Kubernetes is one conceivable incarnation, but it operates differently than other infra-as-code tools. Terraform, for example, builds a dependency graph of your resources and initializes them in order. Kubernetes doesn't care about dependencies, and it just keeps trying to create resources and things will fail until their dependencies come online.
Further, Kubernetes manifests are the verbose "assembly language" layer, so you still need something for humans that is DRYer.
We use Terraform to manage Kubernetes resources (as well as cloud provider resources) at the moment, but I think you can equally use cloud provider operators for Kubernetes and manage everything with Kubernetes--I haven't tried this yet so I can't comment. In the latter case, you would still need something to DRY up your Kubernetes manifests. Also, if you aren't running on Kubernetes and you just want infra-as-code, k8s is an expensive solution (in terms of operations).
What I was picturing was a more conventional infra-as-code diffing engine (like Terraform's) but with a more verbose interface similar to Kubernetes YAML.
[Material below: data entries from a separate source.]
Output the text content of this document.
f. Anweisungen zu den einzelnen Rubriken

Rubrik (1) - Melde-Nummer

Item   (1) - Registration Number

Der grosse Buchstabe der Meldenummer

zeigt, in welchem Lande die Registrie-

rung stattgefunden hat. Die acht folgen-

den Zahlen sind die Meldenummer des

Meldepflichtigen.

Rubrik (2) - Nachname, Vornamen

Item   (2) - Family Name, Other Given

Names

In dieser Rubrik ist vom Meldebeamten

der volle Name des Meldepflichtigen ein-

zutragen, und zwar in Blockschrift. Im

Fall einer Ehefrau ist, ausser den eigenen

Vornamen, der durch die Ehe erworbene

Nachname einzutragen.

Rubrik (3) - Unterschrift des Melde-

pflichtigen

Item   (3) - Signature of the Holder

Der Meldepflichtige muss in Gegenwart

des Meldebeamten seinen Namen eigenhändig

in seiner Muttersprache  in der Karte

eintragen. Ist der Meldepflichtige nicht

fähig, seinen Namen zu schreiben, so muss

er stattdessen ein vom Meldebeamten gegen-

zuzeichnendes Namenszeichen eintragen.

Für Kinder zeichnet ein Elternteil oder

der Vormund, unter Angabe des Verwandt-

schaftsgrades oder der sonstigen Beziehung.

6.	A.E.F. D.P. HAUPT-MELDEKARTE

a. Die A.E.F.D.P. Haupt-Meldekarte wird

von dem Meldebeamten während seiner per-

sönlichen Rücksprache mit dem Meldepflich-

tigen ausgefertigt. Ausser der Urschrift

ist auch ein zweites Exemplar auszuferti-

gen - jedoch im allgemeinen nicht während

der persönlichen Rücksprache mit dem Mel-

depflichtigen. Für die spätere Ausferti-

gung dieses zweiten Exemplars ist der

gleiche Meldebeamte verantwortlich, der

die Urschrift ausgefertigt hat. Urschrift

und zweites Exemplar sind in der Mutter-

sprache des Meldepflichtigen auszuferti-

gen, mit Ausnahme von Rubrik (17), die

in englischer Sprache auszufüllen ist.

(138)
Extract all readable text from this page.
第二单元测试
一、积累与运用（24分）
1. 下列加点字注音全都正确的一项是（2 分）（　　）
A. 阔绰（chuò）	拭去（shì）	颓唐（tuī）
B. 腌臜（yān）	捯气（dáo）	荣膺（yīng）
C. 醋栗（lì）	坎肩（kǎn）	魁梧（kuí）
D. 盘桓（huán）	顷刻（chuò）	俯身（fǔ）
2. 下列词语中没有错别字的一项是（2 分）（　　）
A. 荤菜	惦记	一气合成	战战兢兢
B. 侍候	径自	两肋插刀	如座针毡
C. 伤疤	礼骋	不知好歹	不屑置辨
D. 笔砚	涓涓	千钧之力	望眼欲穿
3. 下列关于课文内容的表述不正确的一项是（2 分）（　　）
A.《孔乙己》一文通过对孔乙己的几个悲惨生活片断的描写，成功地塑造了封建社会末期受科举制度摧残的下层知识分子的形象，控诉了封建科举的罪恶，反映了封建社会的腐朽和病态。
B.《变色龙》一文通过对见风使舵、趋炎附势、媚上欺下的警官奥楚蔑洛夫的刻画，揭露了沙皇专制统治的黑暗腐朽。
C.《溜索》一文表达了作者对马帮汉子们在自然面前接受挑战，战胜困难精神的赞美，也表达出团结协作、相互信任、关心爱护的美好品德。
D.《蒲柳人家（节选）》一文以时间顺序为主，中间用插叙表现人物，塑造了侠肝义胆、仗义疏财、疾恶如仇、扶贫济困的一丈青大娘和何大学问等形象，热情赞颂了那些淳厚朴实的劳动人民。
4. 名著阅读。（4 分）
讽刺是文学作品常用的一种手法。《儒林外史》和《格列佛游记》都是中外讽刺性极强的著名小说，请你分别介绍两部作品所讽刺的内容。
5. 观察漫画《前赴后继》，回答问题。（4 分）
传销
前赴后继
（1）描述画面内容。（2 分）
> Kubernetes manifests are the verbose "assembly language" layer, so you still need something for humans that is DRYer.
It's a little more than that. Out-of-the-box manifests for primitives are certainly assembly-like, you're right--but CRDs allow you to operate at a higher level of abstraction while staying in the same syntax, which is powerful and unique to k8s (everything else, from Helm to Terraform to Ansible, distinguishes between pseudo-assembly "language that directly expresses changes to be made" and "language that humans can write abstractions in").